Rotorua has great mountain bike trails, some excellent road rides and a dynamic BMX scene. But they aren't unique.
There is a cycling-related feature that is a genuine one-off, though.
The Shweeb. Agroventures' cycle-powered pods are something you won't see anywhere else.
The inaugural World Shweeb Championships will be part of the Rotorua Bike Festival in February. There is glory on the line and $1000 for any man or woman who breaks the current record times. A lot of people have tried and a lot have failed.
This will be an intriguing competition and a lot of fun to be part of on Saturday, February 9. Check out the festival website for how to enter - www.rotoruabikefestival.com.
As part of the festival, Rotorua bike builders will be displaying their beautiful creations at the MoreFM Bike Expo on February 15 and 16, at the Rotorua Convention Centre.
Jeff Anderson has just reopened his Kiwibikes store in the new shopping complex on the corner of Tarawera Rd and Te Ngae Rd. Anderson's been building bikes for 30 years and will be showing some of his elegant steel-framed Jeffsons at the expo.
"I love building in steel," says Anderson. "It's like an art to me."
When Anderson started building bikes he didn't think it would be a career.

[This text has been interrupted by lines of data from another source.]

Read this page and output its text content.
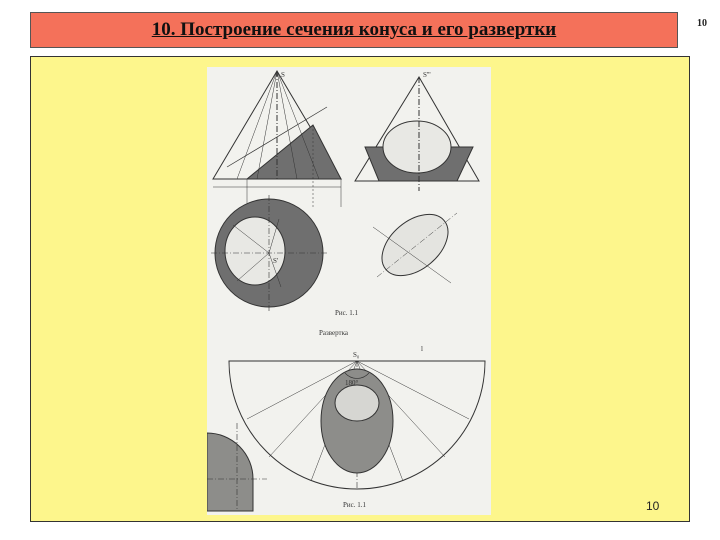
10. Построение сечения конуса и его развертки	10
S	S'''
S'
Рис. 1.1
Развертка
S₀
180°
l
Рис. 1.1	10
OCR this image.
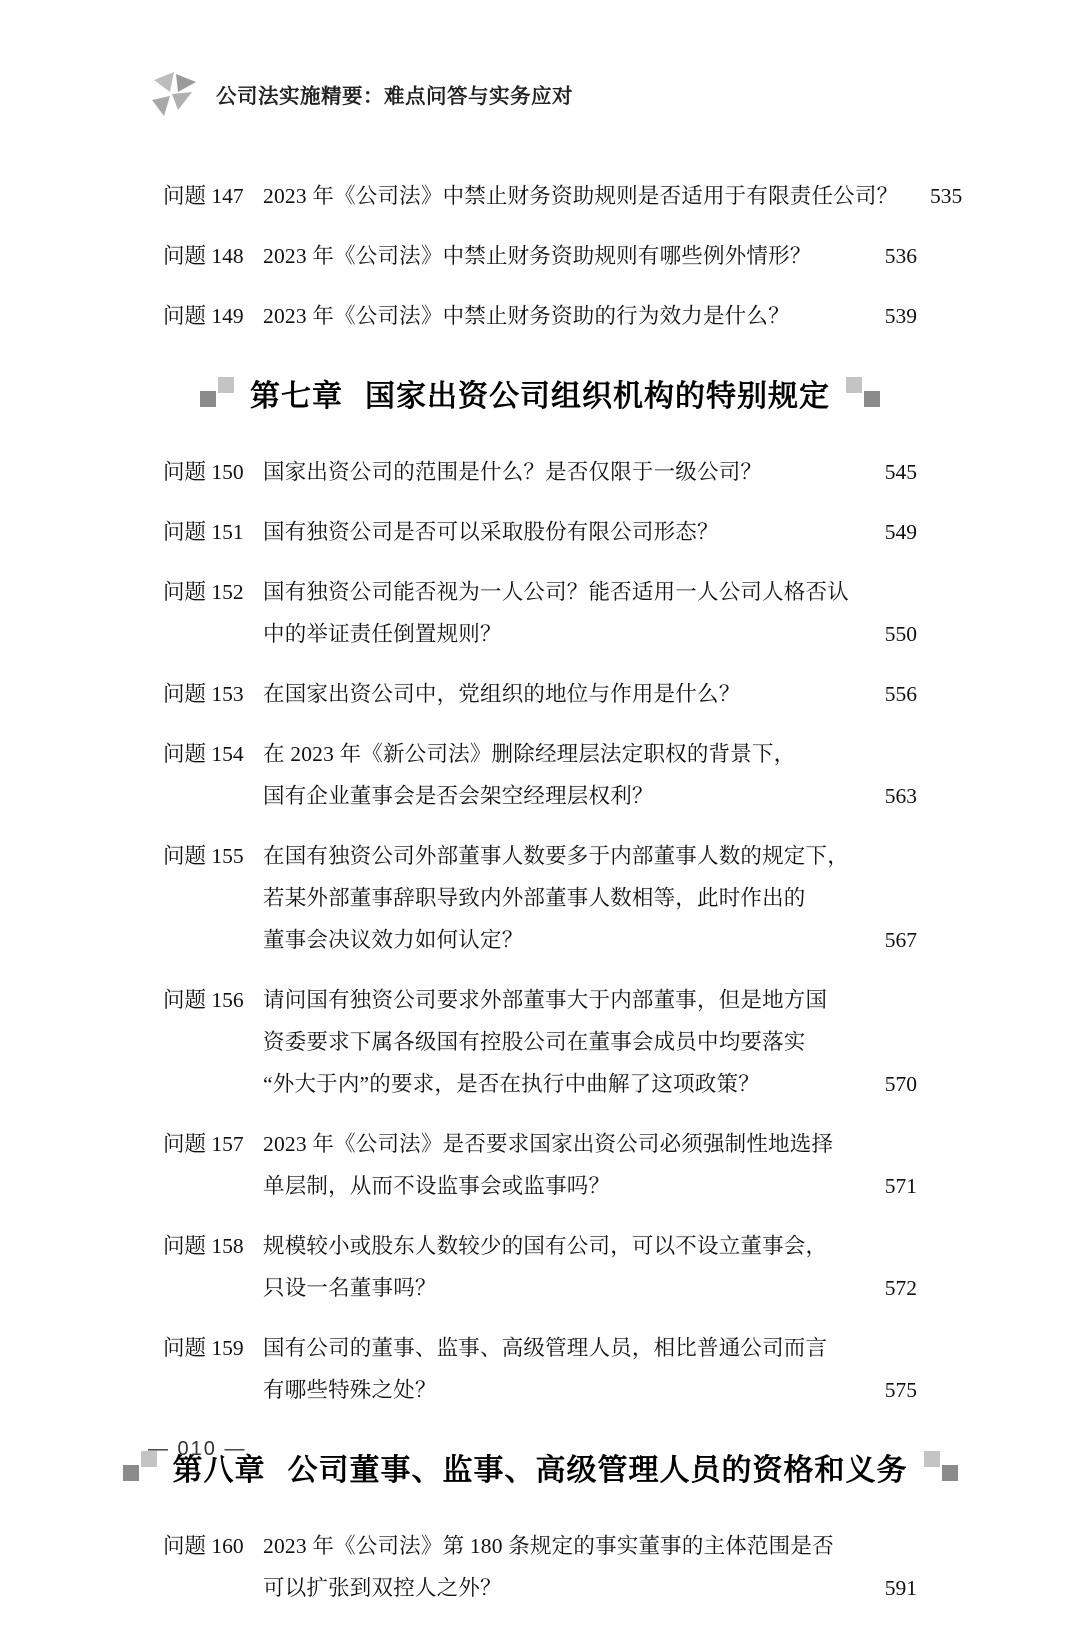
公司法实施精要：难点问答与实务应对
问题 147 2023 年《公司法》中禁止财务资助规则是否适用于有限责任公司？	535
问题 148 2023 年《公司法》中禁止财务资助规则有哪些例外情形？	536
问题 149 2023 年《公司法》中禁止财务资助的行为效力是什么？	539
第七章 国家出资公司组织机构的特别规定
问题 150 国家出资公司的范围是什么？是否仅限于一级公司？	545
问题 151 国有独资公司是否可以采取股份有限公司形态？	549
问题 152 国有独资公司能否视为一人公司？能否适用一人公司人格否认
中的举证责任倒置规则？	550
问题 153 在国家出资公司中，党组织的地位与作用是什么？	556
问题 154 在 2023 年《新公司法》删除经理层法定职权的背景下，
国有企业董事会是否会架空经理层权利？	563
问题 155 在国有独资公司外部董事人数要多于内部董事人数的规定下，
若某外部董事辞职导致内外部董事人数相等，此时作出的
董事会决议效力如何认定？	567
问题 156 请问国有独资公司要求外部董事大于内部董事，但是地方国
资委要求下属各级国有控股公司在董事会成员中均要落实
“外大于内”的要求，是否在执行中曲解了这项政策？	570
问题 157 2023 年《公司法》是否要求国家出资公司必须强制性地选择
单层制，从而不设监事会或监事吗？	571
问题 158 规模较小或股东人数较少的国有公司，可以不设立董事会，
只设一名董事吗？	572
问题 159 国有公司的董事、监事、高级管理人员，相比普通公司而言
有哪些特殊之处？	575
第八章 公司董事、监事、高级管理人员的资格和义务
问题 160 2023 年《公司法》第 180 条规定的事实董事的主体范围是否
可以扩张到双控人之外？	591
— 010 —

"It was my second job and I thought 'this will do for a while'," he said.
It was the start of a life-long passion.
"It's addictive and I want to share that with others," he enthuses. "I'm planning to start workshops, so I can teach others how to build their own frames."
Graeme Pearson is another Rotorua bike builder who will be at the Expo.
A competitive cyclist, Pearson started building frames in the late 1970s in search of a fast, lightweight race bike for himself.
"I was about 18 when I made my first bike from aluminium and started winning races on it," says Pearson.
Pearson builds in hi-tech carbon fibre.
"I'm into composites and aerodynamics," he says. "To make a bike as light, stiff and aerodynamic as possible, carbon is the only material."
It's not often that a timber company exhibits at a bike expo.
However, Red Stag Timber, one of Rotorua's most important businesses, will be there in February, with the Red Stag Renovo Bad Ash 29er.
"We'd heard of wooden road bikes and the odd mountain bike made with hardwood, but not one made out of a softwood like radiata pine," says Red Stag's Paul Laing. "Renovo is a wooden frame builder in the US and they hadn't heard of softwoods being used when we approached them, either."
By building a wooden bike, the Red Stag team wanted to show that timber used for centuries in things like home construction has performance far beyond what most would expect.
It wasn't all about business and science.
"A lot of the team are mountain bikers with some of the best trails in the world on our doorstep, so it seemed too good an opportunity to miss," says Laing.
"The whole concept was to use radiata, locally grown and sawn by us."
The result is a bike of real beauty. "It's a lovely blend of art and engineering and we are very proud of it," he said.